Paris secrets, or at least the dining we’ve enjoyed these past five weeks, with the added test of wanting to return.
We’ve previously reached some three-stars, emerging names (the original Spring, early Septime), and short-lived (Agape Substance – a steamy central bench shared with the chefs).
The plan this time was to concentrate on cheap and near, and I have already reported tagines Chez Hamadi.
Our recently-departed studio in a surprisingly quiet street between St Michel and Odéon-St Germain put us handily a few doors from New Delhi’s takeaway – three men, stove and tandoor jammed in a hole-in-the-wall. Other places were only slightly bigger – costs cut by small, crammed tables with no linen, and probably some bought-in prepared foods.
Yet one visit made me a regular at Vins et Terroirs (competitively-priced at 12€ for two-course lunch, 18€ dinner), and I went eight or nine times. You can’t beat fast and friendly waiters under exposed beams and an ingrained spirit of gastronomie. A lentil soup with egg stood out. One night a missing dish was replaced by foie gras (so I ordered the missing dish a couple more times). Even a toughish steak seemed apt, and they assured me the profiteroles were made in-house in small batches – the chocolate sauce seemed real, too.
Opposite the St Germain covered market, Le Petit Vatel was even more cramped, and a tad more expensive with dishes at a proportionately higher level. The simple boudin noir with a little apple … missing it already.

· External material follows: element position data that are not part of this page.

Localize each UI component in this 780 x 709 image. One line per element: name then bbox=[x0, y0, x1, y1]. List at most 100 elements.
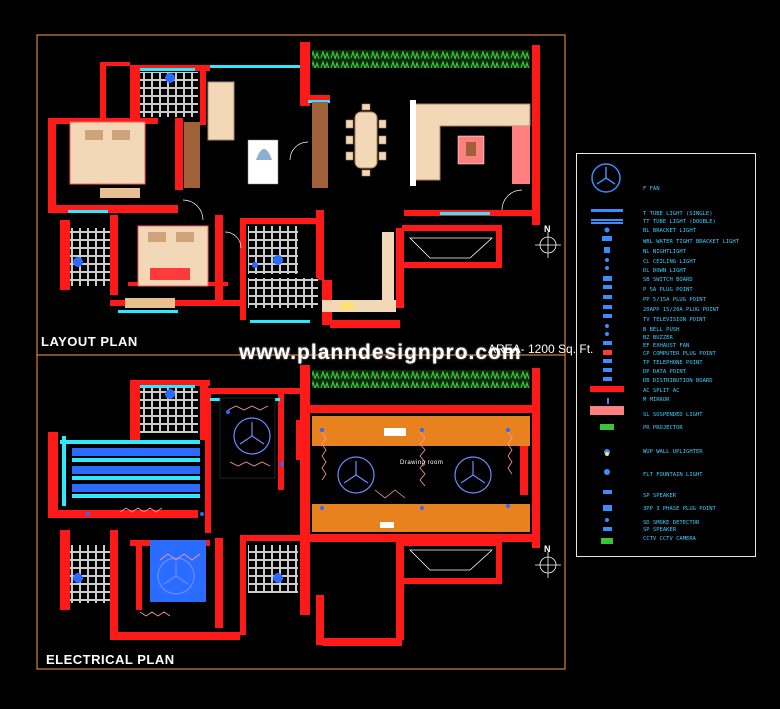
north-label-layout: N bbox=[544, 224, 551, 234]
projector-icon bbox=[595, 424, 625, 433]
dining-cabinet bbox=[312, 102, 328, 188]
legend-label: M MIRROR bbox=[643, 397, 670, 403]
legend-label: BZ BUZZER bbox=[643, 335, 673, 341]
legend-label: CP COMPUTER PLUG POINT bbox=[643, 351, 716, 357]
legend-label: TP TELEPHONE POINT bbox=[643, 360, 703, 366]
legend-row: DL DOWN LIGHT bbox=[577, 266, 755, 278]
legend-label: EF EXHAUST FAN bbox=[643, 343, 690, 349]
bed-1 bbox=[69, 121, 146, 185]
utility-tile bbox=[248, 278, 318, 308]
fan-icon bbox=[595, 185, 625, 194]
legend-row: TP TELEPHONE POINT bbox=[577, 358, 755, 370]
website-watermark: www.planndesignpro.com bbox=[239, 341, 522, 364]
legend-row: EF EXHAUST FAN bbox=[577, 341, 755, 353]
legend-row: T TUBE LIGHT (SINGLE) bbox=[577, 209, 755, 221]
legend-label: TV TELEVISION POINT bbox=[643, 317, 706, 323]
legend-label: DP DATA POINT bbox=[643, 369, 687, 375]
legend-panel: F FAN T TUBE LIGHT (SINGLE) TT TUBE LIGHT … bbox=[576, 153, 756, 557]
legend-label: SP SPEAKER bbox=[643, 527, 677, 533]
dining-table bbox=[354, 111, 378, 169]
legend-row: TT TUBE LIGHT (DOUBLE) bbox=[577, 217, 755, 229]
legend-row: SL SUSPENDED LIGHT bbox=[577, 410, 755, 422]
legend-row: PP 5/15A PLUG POINT bbox=[577, 295, 755, 307]
legend-label: PR PROJECTOR bbox=[643, 425, 683, 431]
legend-row: CL CEILING LIGHT bbox=[577, 257, 755, 269]
sheet-frame bbox=[36, 34, 566, 670]
plug-point-20-icon bbox=[595, 306, 625, 315]
legend-row: CP COMPUTER PLUG POINT bbox=[577, 349, 755, 361]
legend-row: SD SMOKE DETECTOR bbox=[577, 518, 755, 530]
north-label-electrical: N bbox=[544, 544, 551, 554]
legend-row: SP SPEAKER bbox=[577, 491, 755, 503]
legend-label: BL BRACKET LIGHT bbox=[643, 228, 696, 234]
plug-point-icon bbox=[595, 286, 625, 295]
legend-row: 3PP 3 PHASE PLUG POINT bbox=[577, 504, 755, 516]
mirror-icon bbox=[595, 396, 625, 405]
legend-row: B BELL PUSH bbox=[577, 325, 755, 337]
legend-label: SL SUSPENDED LIGHT bbox=[643, 412, 703, 418]
electrical-plan-drawing bbox=[48, 365, 561, 646]
plug-point-5-15-icon bbox=[595, 296, 625, 305]
legend-label: SP SPEAKER bbox=[643, 493, 677, 499]
bracket-light-icon bbox=[595, 227, 625, 236]
distribution-board-icon bbox=[595, 377, 625, 386]
legend-label: T TUBE LIGHT (SINGLE) bbox=[643, 211, 713, 217]
legend-label: AC SPLIT AC bbox=[643, 388, 680, 394]
legend-row: DP DATA POINT bbox=[577, 367, 755, 379]
legend-label: WBL WATER TIGHT BRACKET LIGHT bbox=[643, 239, 740, 245]
desk bbox=[207, 81, 235, 141]
legend-row: F FAN bbox=[577, 184, 755, 196]
legend-label: TT TUBE LIGHT (DOUBLE) bbox=[643, 219, 716, 225]
legend-label: B BELL PUSH bbox=[643, 327, 680, 333]
layout-plan-drawing bbox=[48, 42, 561, 328]
legend-row: CCTV CCTV CAMERA bbox=[577, 534, 755, 546]
legend-row: PR PROJECTOR bbox=[577, 423, 755, 435]
nightlight-icon bbox=[595, 248, 625, 257]
legend-row: SP SPEAKER bbox=[577, 525, 755, 537]
legend-symbols bbox=[590, 163, 624, 544]
legend-label: CL CEILING LIGHT bbox=[643, 259, 696, 265]
legend-row: TV TELEVISION POINT bbox=[577, 315, 755, 327]
legend-label: FLT FOUNTAIN LIGHT bbox=[643, 472, 703, 478]
legend-label: CCTV CCTV CAMERA bbox=[643, 536, 696, 542]
legend-label: F FAN bbox=[643, 186, 660, 192]
legend-row: DB DISTRIBUTION BOARD bbox=[577, 376, 755, 388]
area-label: AREA- 1200 Sq. Ft. bbox=[488, 342, 594, 356]
bath-tile-2 bbox=[70, 228, 110, 286]
water-tight-bracket-light-icon bbox=[595, 238, 625, 247]
legend-row: BL BRACKET LIGHT bbox=[577, 226, 755, 238]
legend-row: AC SPLIT AC bbox=[577, 386, 755, 398]
cctv-camera-icon bbox=[595, 535, 625, 544]
fountain-light-icon bbox=[595, 471, 625, 480]
legend-label: 3PP 3 PHASE PLUG POINT bbox=[643, 506, 716, 512]
three-phase-plug-icon bbox=[595, 505, 625, 514]
north-arrow-electrical bbox=[535, 552, 561, 578]
legend-label: DL DOWN LIGHT bbox=[643, 268, 687, 274]
legend-label: 20APP 15/20A PLUG POINT bbox=[643, 307, 720, 313]
switch-board-icon bbox=[595, 276, 625, 285]
layout-plan-title: LAYOUT PLAN bbox=[41, 334, 138, 349]
legend-label: SD SMOKE DETECTOR bbox=[643, 520, 700, 526]
living-armchair bbox=[512, 126, 530, 184]
suspended-light-icon bbox=[595, 411, 625, 420]
drawing-room-label: Drawing room bbox=[400, 460, 444, 466]
legend-row: FLT FOUNTAIN LIGHT bbox=[577, 470, 755, 482]
legend-label: WUP WALL UPLIGHTER bbox=[643, 449, 703, 455]
legend-row: P 5A PLUG POINT bbox=[577, 285, 755, 297]
television-point-icon bbox=[595, 316, 625, 325]
legend-label: SB SWITCH BOARD bbox=[643, 277, 693, 283]
garden-hedge-2 bbox=[312, 370, 530, 388]
legend-row: WUP WALL UPLIGHTER bbox=[577, 447, 755, 459]
speaker-icon bbox=[595, 492, 625, 501]
legend-label: PP 5/15A PLUG POINT bbox=[643, 297, 706, 303]
legend-row: NL NIGHTLIGHT bbox=[577, 247, 755, 259]
legend-label: DB DISTRIBUTION BOARD bbox=[643, 378, 713, 384]
legend-row: M MIRROR bbox=[577, 395, 755, 407]
garden-hedge bbox=[312, 50, 530, 68]
legend-row: WBL WATER TIGHT BRACKET LIGHT bbox=[577, 237, 755, 249]
legend-label: NL NIGHTLIGHT bbox=[643, 249, 687, 255]
legend-row: BZ BUZZER bbox=[577, 333, 755, 345]
legend-row: SB SWITCH BOARD bbox=[577, 275, 755, 287]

On the way there, we could check out the lunch queue at the smart Comptoir du Relais (either queue, or get there early or late). Couldn’t resist a second shot at their lobster bisque (not thick, and I recall tomato hidden in there somewhere).
Back closer, and named after an uninhabited, war-ravaged island off Brittany, Cézembre is new, compact and excellent value for high quality, contemporary food (fixed menu of five dishes for 45€, plus 25€ for three matching glasses of wine), even if I couldn’t resist feeling that the overall effect was of comfort food with foam. On tripadvisor, Cézembre rates #14 out of 13,742 restaurants in Paris, so bookings will get harder.
The restaurant has just one young waiter, who also runs the dishwasher, and two in the kitchen, so not a quick night. I heard that the original intention had been to open in Australia, and the waiter looks forward to surfing again at Byron Bay.
A city this size and so densely cultured has innumerable “secrets”, even still in the Marais. Those hazy photos above… that’s a sausage with aligot, approximately two parts potato to one part cheese. We’ve been to Roland and Josette’s many times, although only managed twice this stay – a dream of a small bar with its clutch of long-term, bohemian habitues, leading into an even smaller dining room. It’s hardly mentioned on tripadvisor, and one French complaint is that it’s a survivor of the 1950s (a complaint!). To give away the address, true gourmands, it’s Le Bougnat (the “Le” avoids confusion with another place).
Nearly 40 years ago, I dined Chez Allard, a then one-star bistro founded in 1932. Monsieur Allard (by then, the son, André) recommended sharing the frogs’ legs, because they were the real burgundian ones, and recommended against their famous specialty of duck and olives, because duck and turnips were briefly in season. Just accept our carafe red, he reassured. I probably had profiteroles. And the meal in a then near-empty bistro was magnificent, the duck among the best things I’ve ever eaten.
Allard was so close to our studio this trip that we almost shared a wall. Accordingly, we popped around the corner to catch up with duck and olives (the dinner was a gift, gratefully received!).
The bistro has been done over in a respectful renovation by Alain Ducasse’s team. The recent switch from Laetitia Rouabah to Fanny Herpin as chef has maintained the tradition of a woman in the kitchen – originally Marthe, and her daughter-in-law Fernande Allard on my original visit. Because the door was often left open on to the kitchen, we can confirm that the young chef and/or her offsiders were hard a work every day from early morning until early morning.
The menu retains many old favourites. I started humbly, but well, with Frisée jaune aux beaux lardons et croûtons (curly endive with lardons). Marion liked the oeufs cocotte so much that she ordered them again when we returned for lunch. M. Allard was right about his wife’s duck and turnips (and I again thank them). Although the effect of the olives was different, the sauce was reminiscent, and one of the lively young waiters (immediately picked him as Italian) proudly revealed the green olives were Sicilian.
Still tightly packed, and with a predictable menu, this bourgeois bistro showed the benefits of paying more for table linen, attentive service, no kitchen short-cuts, and warm bath for the profiteroles chocolate.
This was the not-so-cheap, but really-near version of this trip’s search for the tiny “secrets” in which Paris abounds. The city might be losing favour on those near-ridiculous “world’s 50 best” lists, but dining density remains high.
Previously, I have enjoyed looking for the way ahead (the new/the exciting/the “best”). But there’s nothing like lost locales.